How to use Hash Generator
- Paste text or drag a file. Type text into the input, or switch to File mode and drop a file into the upload zone. Both modes show SHA-1, SHA-256, and SHA-512 at once.
- Read all three digests. SHA-1 is 40 hex characters, SHA-256 is 64, SHA-512 is 128. Use SHA-256 for modern checksums; SHA-1 only for legacy compatibility.
- Toggle case if needed. Each row has a case toggle. Linux checksum files are lowercase; some Windows tools output uppercase.
- Copy or compare. Click the copy icon on any row. For file verification, compare the generated hash against the expected value from the publisher's site.
Use cases
- You just downloaded a Linux ISO and need to verify it against the SHA-256 on the distro's download page. Drop the file, compare the hashes.
- You're generating content-based cache keys and need a deterministic ETag. Hash the JSON response body with SHA-256.
- During an incident response, you need to check whether two copies of a binary are identical. Hash both, compare the digests.
- You're testing a webhook signature implementation. Hash the raw POST body and compare against the X-Hub-Signature-256 header.
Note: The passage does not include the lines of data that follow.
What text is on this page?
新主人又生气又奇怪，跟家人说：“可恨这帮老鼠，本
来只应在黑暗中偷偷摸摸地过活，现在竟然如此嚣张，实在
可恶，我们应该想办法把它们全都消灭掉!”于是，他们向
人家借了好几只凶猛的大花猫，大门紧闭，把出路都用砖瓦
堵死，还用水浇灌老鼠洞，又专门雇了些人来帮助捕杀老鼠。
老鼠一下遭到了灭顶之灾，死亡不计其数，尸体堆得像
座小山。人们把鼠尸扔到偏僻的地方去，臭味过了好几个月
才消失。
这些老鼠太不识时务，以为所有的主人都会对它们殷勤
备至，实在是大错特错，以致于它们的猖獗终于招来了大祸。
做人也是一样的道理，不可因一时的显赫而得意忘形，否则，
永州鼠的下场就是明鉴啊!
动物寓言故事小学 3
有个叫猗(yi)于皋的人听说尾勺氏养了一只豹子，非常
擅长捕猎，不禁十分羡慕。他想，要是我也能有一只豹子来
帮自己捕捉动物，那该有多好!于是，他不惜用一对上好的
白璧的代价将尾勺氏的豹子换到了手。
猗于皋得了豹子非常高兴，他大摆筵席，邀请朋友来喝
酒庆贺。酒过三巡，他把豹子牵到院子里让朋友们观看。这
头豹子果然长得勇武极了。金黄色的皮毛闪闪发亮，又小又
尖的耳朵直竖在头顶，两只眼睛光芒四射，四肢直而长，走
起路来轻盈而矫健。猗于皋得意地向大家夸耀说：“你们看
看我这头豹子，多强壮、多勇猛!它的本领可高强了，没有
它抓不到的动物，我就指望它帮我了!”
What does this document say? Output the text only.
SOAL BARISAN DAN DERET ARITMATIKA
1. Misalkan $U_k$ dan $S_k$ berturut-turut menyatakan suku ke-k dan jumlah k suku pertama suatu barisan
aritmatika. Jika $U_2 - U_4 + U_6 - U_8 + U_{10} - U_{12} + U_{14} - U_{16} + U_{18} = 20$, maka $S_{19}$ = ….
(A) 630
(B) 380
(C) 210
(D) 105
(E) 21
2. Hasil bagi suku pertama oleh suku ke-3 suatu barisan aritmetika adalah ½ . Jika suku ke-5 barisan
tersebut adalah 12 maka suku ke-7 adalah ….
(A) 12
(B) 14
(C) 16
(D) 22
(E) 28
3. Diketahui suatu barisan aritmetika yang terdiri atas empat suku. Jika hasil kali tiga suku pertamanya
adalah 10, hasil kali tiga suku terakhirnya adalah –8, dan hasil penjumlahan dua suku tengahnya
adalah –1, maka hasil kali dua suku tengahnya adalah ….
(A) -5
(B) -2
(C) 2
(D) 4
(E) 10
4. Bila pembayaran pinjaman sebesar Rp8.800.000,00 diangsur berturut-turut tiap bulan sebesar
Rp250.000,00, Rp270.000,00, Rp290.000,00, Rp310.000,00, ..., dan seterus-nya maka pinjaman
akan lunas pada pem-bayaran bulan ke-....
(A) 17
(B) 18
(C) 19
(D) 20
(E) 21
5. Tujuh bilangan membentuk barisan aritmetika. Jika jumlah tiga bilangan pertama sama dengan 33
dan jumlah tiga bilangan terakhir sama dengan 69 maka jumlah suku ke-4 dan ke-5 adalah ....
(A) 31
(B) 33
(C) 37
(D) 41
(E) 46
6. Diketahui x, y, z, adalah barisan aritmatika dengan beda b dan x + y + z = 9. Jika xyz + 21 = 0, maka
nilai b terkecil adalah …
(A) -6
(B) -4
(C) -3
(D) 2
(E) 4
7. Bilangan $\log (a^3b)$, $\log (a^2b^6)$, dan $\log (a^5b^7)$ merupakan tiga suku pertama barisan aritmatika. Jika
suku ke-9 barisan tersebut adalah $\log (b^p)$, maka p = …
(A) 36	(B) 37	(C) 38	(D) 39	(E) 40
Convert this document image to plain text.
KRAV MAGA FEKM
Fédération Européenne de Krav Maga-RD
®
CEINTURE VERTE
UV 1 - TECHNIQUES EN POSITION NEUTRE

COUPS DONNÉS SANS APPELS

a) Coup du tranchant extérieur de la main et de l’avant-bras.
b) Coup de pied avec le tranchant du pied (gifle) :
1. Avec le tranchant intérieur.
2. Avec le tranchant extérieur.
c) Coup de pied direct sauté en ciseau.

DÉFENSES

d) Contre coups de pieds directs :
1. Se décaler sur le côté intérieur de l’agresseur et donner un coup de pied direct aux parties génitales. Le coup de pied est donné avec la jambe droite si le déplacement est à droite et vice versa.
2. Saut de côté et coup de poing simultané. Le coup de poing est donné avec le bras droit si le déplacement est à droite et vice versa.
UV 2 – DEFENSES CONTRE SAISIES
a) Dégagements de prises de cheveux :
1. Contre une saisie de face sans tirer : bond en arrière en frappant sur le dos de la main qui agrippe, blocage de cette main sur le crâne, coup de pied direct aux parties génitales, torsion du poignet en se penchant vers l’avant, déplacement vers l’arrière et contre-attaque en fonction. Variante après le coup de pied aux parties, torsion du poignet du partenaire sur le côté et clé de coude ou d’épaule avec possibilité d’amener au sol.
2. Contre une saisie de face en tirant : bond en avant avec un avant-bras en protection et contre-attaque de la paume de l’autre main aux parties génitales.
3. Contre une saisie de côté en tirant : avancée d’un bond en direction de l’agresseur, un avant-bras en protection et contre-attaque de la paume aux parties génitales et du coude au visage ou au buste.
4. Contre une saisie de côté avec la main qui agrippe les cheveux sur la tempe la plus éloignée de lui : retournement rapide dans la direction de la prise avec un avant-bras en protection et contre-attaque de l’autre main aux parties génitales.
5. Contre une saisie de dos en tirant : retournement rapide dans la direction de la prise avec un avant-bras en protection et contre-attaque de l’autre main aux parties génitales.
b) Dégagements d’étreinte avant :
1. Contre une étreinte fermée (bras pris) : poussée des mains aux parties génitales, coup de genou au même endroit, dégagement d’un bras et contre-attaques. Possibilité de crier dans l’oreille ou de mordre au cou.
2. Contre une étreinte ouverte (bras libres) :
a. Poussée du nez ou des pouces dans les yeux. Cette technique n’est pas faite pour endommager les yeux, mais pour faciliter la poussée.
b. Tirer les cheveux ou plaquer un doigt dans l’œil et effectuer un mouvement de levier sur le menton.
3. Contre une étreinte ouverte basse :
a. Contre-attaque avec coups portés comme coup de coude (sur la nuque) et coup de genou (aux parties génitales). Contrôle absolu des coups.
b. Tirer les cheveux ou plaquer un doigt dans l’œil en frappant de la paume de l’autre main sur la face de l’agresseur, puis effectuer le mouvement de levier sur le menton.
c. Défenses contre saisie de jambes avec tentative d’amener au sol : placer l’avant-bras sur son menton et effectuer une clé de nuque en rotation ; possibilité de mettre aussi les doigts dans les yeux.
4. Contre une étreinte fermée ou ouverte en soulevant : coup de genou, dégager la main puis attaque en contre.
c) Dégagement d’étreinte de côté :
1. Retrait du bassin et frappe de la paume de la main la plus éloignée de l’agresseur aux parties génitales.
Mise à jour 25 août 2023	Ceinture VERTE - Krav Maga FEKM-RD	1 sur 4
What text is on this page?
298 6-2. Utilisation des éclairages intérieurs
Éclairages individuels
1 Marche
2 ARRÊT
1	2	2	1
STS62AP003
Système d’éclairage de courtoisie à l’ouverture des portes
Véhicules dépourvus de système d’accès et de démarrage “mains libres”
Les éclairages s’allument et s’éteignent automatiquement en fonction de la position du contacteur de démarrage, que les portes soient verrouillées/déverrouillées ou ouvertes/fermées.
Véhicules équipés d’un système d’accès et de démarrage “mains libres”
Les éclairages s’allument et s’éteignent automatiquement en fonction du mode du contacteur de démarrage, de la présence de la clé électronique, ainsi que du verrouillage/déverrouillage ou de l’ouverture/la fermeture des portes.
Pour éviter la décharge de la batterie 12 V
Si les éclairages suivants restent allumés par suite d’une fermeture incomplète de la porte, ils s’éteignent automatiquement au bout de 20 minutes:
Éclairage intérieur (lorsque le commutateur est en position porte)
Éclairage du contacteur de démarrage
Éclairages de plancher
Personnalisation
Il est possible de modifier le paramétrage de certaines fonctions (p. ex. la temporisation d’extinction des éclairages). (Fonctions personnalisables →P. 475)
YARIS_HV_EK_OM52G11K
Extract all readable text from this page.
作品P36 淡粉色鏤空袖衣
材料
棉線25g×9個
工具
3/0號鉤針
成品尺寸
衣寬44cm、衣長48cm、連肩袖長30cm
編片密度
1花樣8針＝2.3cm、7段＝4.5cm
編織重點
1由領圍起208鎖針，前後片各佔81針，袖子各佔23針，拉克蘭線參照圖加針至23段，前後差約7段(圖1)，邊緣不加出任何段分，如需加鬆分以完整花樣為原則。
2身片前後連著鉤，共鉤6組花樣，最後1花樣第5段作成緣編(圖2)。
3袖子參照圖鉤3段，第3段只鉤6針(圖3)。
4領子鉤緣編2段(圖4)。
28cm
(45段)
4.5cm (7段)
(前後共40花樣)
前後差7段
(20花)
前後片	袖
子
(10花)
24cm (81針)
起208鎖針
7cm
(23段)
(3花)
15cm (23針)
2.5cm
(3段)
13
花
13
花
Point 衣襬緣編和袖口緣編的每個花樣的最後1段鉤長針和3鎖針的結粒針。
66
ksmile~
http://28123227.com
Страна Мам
- A colleague sent you a config file and you want to confirm it matches the version in your backup. Hash both, see if the SHA-256 values are identical.
- You need to prove that a document hasn't been altered since a specific date. Hash it, record the digest, and the timestamp serves as evidence.
Frequently Asked Questions
A cryptographic hash is a fixed-length fingerprint produced by running data through a mathematical function. The same input always produces the same output (deterministic), but even a one-character change produces a completely different hash (avalanche effect). Hashes are one-way -you cannot reverse a hash back to the original data. They are used for verifying file integrity, storing passwords securely, and creating digital signatures.
All three are members of the SHA (Secure Hash Algorithm) family. SHA-1 produces a 160-bit (40 hex character) digest and is no longer considered secure for cryptographic purposes due to demonstrated collision attacks. SHA-256 produces a 256-bit (64 hex character) digest and is the current standard for certificates, code signing, and checksums. SHA-512 produces a 512-bit (128 hex character) digest, offering the highest collision resistance of the three.
Download the file and note the expected hash published by the software provider. Switch to File mode in this tool, drop the file into the upload area, and compare the generated hash against the expected value. If they match exactly (every character), the file is unaltered. Even a single flipped bit produces a completely different hash, so a match guarantees integrity.
You should not use raw SHA-256 (or any fast hash) to store passwords. Fast hashes can be brute-forced at billions of attempts per second on a GPU. For passwords, use a slow, memory-hard algorithm like bcrypt, scrypt, or Argon2 -these are purpose-built for password storage and are supported by all modern authentication libraries.
Hash digests are hexadecimal strings that are case-insensitive -'a3f' and 'A3F' represent the same value. However, different systems have different expectations: Linux checksums and most developer tools output lowercase, while some Windows tools and certificate utilities output uppercase. The toggle lets you match the format your target system expects.
A collision occurs when two different inputs produce the same hash output. SHA-1 is considered broken because researchers demonstrated practical collision attacks in 2017 (Google's SHAttered attack). SHA-256 has no known practical collisions -the probability of finding one by chance is approximately 1 in 2^128. For any security-sensitive use, always use SHA-256 or SHA-512 rather than SHA-1.
Yes. Hash both files using the File tab (one at a time) and compare their SHA-256 values. If the hashes match exactly, the files are byte-for-byte identical. This is more reliable than comparing file sizes or modification dates, and works for files of any size since the hash is computed from the full content.